# DX Graphite vs Kindle 2 photos



## meglet (Feb 14, 2009)

I finally had some time today to grab my camera and get some comparison shots of the Kindle DX Graphite vs the Kindle 2 (US version with unhacked font, line spacing adjusted to 3.)

Generic shot of both Kindles next to each other:


Both Kindles on the same location using the smallest font size, which is what I read with:


Both Kindles set to the default font size: 


Displaying the 2nd-to-largest font size:


An image comparison. I don't have any Kindle books with images, really, so I used a book cover image:


The screen difference between the two Kindles is really very noticeable. The extra contrast and screen size on the DX Graphite makes reading so much more comfortable. After about 2 weeks of reading on the DX Graphite, the K2 screen looks very small and light and even a little fuzzy now. For now the K2 will still be my traveling Kindle for slipping into my purse and running errands, taking to the park, etc, but if Kindle 3 is announced with the same screen upgrade as the DX Graphite, I'll definitely be picking one up no matter what the other features are.


----------



## lonestar (Feb 9, 2010)

Wow!  I hope that Kindle 3 comes out soon.  Thanks for taking the time to post these photographs.


----------



## 911jason (Aug 17, 2009)

meglet said:


>


I *L O V E* how the skin looks on the DXG... that was the main reason I couldn't keep a skin on the front of my K2 because the white border around every edge of the skin was very noticeable. The graphite color really helps the skin just blend into the device.
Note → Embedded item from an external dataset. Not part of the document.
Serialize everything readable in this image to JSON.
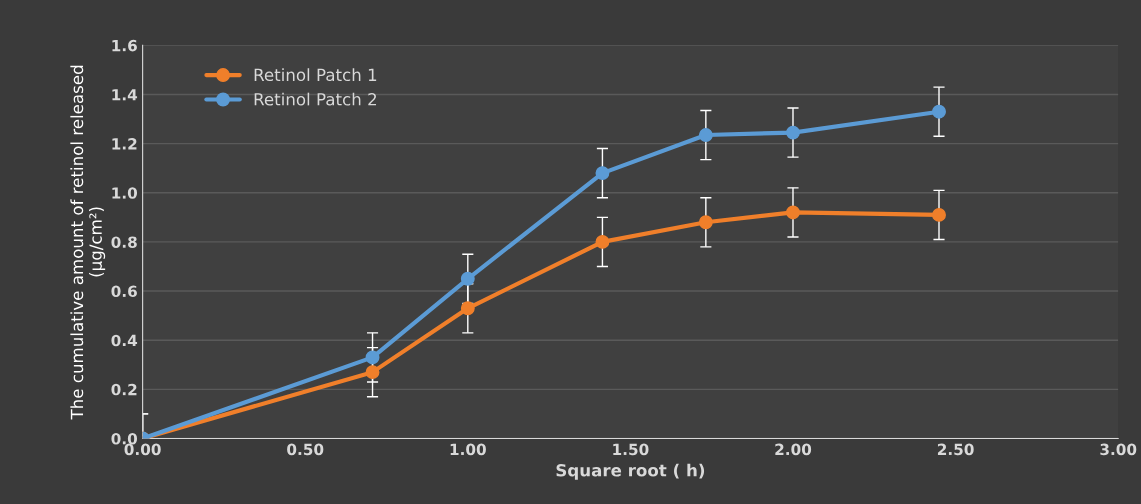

Very nice!!! =)


----------



## meglet (Feb 14, 2009)

911jason said:


> I *L O V E* how the skin looks on the DXG... that was the main reason I couldn't keep a skin on the front of my K2 because the white border around every edge of the skin was very noticeable. The graphite color really helps the skin just blend into the device. Very nice!!! =)


That skin is a particularly good example of the way it blends into the DXG, since it's dark gray, but other dark skins should work really well too. I was amazed at how much nicer the gray casing looked than the white casing on the K2.


----------



## 911jason (Aug 17, 2009)

Your pic with the Graphite Kindle and that skin have almost got me convinced to try and sell my K2 and buy a DXG... I even showed my wife that photo and pointed out how much worse the K2 skin looked with all the white peeking out around the edges. Your DXG looks amazing.


----------



## Addie (Jun 10, 2009)

Wow! I agree! I'm surprised at just how much better skins look with the graphite case.
I wasn't planning on skinning my K3 at all, but I may have to change my mind about that now ...


----------